Water from the tap and he stands in the bathroom doorway, cooling, marveling at her outline curved blue in the glow from her laptop's screen. At his thirst, at the sand still in his mouth. If he dies without walking on another beach he won't mind; today provided sunburn and memory enough. Sam against the wind and C.J.'s illuminated face, all eyes and endless smile. The water vanishing in Toby's throat; just now, he can't see her face.

Pacing toward the brocade curtain, a shield against the cloudless California night. Toward the desk, and the armchair: a place to rest without disturbing her. Leave without waking her.

He reaches to close down her computer. Square of snowy light on his face and chest, a shiver catches him, hand against the screen and his eyes squinting to see words there. Words. He'll read spaghetti boxes, beer bottles, toothpaste labels, any words in front of him, and he's paragraph-deep before he's aware this isn't for his eyes.

A letter. A letter, to a lover.

No gushing, no poetry. Thank God, no sex. A love letter all the same, though; he reads this woman as easily, compulsively, as her words. So. This Marco, from high school--must have been the reunion, she needed someone there to touch her. Sickening intestinal knot of jealousy, then guilt: he has no right. Wishing there were alcohol in his glass. He should stop reading. He can't stop reading.

Scrolling, then stopping his finger on the arrow: she's writing about her father. More good days than bad, still, but; the words so plainly hurt they hurt him, too, as wind-driven sand stings. Naked. Truth. Couldn't stand leaving this to strangers, but her brothers have children, have their own problems. Leaving this heaviness on her shoulders; no one to lift it.

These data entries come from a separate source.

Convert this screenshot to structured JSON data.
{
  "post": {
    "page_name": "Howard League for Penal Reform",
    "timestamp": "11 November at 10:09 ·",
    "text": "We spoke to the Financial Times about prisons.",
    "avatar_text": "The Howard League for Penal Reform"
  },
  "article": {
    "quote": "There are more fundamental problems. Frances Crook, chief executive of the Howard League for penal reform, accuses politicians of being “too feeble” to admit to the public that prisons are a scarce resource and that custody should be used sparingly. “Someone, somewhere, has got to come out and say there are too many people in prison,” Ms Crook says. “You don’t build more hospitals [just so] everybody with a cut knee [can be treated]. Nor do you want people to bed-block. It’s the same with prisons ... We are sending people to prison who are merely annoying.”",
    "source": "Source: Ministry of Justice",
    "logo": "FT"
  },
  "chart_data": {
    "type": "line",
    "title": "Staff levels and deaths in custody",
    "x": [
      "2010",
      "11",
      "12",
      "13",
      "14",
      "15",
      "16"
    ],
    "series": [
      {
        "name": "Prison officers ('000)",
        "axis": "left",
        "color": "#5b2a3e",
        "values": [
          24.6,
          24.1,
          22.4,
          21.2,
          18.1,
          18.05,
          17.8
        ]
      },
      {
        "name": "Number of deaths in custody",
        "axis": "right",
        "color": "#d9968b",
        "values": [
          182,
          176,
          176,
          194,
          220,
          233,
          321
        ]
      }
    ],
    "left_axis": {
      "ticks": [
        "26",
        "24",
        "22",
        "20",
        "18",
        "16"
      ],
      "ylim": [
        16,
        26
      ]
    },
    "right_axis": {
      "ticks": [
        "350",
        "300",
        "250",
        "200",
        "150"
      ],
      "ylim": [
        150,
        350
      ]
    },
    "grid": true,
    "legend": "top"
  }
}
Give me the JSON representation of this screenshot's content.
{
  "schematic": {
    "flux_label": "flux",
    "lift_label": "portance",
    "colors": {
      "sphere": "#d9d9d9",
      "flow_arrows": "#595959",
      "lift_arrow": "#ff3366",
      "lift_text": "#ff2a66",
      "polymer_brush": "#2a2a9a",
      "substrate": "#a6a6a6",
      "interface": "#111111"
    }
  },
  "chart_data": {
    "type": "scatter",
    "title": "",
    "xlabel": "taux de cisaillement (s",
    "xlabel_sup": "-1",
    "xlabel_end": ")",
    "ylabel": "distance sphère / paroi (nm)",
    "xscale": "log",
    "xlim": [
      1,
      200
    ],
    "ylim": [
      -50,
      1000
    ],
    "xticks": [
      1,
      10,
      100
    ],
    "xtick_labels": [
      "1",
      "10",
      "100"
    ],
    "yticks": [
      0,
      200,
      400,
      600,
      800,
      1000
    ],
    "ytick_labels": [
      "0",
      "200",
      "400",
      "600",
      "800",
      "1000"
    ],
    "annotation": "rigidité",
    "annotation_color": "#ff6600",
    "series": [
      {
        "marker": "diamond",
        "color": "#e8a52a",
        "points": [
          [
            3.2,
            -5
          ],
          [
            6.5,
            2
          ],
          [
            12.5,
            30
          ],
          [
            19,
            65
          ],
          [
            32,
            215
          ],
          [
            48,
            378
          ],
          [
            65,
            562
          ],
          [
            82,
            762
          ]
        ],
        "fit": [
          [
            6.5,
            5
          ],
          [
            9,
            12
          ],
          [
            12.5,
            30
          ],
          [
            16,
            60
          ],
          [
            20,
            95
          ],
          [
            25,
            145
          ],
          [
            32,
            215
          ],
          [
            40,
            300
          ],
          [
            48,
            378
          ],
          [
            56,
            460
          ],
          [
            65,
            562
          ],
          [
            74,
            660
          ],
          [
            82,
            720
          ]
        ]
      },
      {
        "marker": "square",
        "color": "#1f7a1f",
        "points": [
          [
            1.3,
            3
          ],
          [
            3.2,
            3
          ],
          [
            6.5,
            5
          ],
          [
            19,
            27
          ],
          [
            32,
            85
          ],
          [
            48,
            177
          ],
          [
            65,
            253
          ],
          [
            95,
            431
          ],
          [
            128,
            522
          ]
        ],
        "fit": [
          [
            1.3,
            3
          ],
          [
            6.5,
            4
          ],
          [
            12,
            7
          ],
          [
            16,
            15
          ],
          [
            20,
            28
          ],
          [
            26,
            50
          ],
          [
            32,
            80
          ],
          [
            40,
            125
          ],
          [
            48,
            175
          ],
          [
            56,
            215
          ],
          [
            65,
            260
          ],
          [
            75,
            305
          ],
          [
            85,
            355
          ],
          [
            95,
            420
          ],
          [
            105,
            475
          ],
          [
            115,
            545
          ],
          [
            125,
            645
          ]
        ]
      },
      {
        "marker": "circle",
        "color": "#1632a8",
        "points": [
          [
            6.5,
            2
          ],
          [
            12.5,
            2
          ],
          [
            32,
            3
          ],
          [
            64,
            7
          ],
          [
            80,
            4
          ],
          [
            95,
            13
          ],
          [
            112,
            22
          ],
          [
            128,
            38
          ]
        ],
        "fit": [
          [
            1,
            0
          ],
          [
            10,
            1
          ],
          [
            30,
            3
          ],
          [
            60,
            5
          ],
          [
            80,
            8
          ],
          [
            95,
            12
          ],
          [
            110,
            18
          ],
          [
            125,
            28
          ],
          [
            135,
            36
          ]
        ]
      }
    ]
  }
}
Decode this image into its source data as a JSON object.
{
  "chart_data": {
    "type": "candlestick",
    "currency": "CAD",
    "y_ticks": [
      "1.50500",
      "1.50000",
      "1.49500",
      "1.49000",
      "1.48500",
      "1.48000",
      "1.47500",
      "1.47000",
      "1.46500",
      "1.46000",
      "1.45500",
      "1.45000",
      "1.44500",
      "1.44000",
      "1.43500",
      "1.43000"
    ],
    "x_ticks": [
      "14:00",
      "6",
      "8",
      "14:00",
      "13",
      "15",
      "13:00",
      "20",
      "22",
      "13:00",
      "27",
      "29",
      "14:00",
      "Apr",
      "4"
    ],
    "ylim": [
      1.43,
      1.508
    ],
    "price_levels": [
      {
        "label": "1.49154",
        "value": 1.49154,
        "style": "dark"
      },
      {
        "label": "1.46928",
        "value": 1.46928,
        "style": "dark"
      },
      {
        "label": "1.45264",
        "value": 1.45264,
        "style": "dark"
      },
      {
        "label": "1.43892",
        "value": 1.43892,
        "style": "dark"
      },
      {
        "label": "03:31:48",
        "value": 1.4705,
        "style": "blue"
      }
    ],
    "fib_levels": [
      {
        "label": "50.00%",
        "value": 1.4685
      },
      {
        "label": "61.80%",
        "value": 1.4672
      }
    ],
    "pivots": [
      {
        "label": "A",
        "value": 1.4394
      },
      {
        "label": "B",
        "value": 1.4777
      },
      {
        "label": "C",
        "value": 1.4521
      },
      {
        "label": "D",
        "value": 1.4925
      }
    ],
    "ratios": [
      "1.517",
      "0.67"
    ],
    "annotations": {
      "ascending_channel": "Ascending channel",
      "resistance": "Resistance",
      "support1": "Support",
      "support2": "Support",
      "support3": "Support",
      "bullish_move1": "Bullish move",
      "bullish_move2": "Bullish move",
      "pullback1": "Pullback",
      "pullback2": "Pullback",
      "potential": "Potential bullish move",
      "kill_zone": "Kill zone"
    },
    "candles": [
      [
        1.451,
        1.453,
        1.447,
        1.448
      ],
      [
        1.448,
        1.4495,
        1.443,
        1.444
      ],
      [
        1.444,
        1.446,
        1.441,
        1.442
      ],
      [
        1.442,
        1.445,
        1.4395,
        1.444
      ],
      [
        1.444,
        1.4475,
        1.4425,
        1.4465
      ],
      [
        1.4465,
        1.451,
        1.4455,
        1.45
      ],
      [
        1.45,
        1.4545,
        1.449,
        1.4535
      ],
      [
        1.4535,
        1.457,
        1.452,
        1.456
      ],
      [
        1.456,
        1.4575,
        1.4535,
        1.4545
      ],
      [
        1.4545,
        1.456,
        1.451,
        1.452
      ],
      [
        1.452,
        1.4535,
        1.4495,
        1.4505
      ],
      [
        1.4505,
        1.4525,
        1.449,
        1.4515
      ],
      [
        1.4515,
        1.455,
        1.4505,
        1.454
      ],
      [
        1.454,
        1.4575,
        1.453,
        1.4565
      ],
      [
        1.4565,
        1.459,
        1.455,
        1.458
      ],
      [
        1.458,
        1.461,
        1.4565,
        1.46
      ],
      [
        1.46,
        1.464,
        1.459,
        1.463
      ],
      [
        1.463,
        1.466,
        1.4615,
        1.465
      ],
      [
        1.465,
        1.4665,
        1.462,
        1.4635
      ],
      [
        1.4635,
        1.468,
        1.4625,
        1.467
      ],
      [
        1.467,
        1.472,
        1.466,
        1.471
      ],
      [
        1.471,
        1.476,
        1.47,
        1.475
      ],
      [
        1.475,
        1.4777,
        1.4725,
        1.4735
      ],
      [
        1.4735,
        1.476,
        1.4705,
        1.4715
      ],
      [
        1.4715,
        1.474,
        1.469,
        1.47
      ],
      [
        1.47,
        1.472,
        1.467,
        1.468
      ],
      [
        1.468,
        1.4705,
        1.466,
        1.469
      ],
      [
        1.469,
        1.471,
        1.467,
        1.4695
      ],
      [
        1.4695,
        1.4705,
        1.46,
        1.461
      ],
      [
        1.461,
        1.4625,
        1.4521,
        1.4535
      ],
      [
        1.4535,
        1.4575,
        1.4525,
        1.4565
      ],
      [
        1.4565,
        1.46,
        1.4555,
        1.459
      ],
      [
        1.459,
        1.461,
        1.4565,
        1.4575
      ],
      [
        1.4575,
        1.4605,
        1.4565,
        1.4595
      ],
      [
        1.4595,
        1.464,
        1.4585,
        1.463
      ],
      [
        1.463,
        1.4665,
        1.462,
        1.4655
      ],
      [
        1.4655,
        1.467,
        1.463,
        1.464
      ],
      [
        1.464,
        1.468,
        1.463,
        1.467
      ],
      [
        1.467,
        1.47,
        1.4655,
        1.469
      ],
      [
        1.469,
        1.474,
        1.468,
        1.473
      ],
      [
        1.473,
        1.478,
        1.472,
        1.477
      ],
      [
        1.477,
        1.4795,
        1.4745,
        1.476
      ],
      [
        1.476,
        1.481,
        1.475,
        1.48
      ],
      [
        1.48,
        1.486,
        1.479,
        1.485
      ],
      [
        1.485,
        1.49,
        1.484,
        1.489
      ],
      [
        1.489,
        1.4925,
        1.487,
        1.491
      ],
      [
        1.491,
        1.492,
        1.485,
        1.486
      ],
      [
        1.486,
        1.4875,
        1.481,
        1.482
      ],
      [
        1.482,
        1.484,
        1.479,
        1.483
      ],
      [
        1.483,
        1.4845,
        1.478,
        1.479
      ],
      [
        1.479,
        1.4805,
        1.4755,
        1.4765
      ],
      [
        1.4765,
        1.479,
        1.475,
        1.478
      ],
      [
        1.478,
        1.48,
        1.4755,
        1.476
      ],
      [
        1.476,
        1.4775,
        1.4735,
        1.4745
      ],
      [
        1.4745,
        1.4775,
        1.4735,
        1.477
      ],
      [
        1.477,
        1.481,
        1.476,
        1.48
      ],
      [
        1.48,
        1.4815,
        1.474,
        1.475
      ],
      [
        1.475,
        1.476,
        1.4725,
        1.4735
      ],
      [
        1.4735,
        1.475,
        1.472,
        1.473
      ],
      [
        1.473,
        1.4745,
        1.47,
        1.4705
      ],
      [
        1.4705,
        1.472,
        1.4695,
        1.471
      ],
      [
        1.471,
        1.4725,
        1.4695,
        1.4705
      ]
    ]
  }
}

Ashamed of himself and finally ready to rip his gaze away, leaning back, lowering the screen. But in the last flash a last line blazes, bold before it disappears. She has written: I can't blame them. I wish it was different, but there are people here I could never leave. Not completely.

A love letter. He turns, sees her huddled like a pearl among the sheets. The room in total darkness now, yet a brightness lingers on her skin, or in his eyes.

Into the bed, lying careful along its edge, almost holding his breath. Not touching, not nearly, but he can almost feel her heartbeat. Even that's more than he deserves. Lucky to lie near her for the few hours until dawn.

And, until her warm hand closes on his shoulder, never imagining that perhaps she was never asleep at all.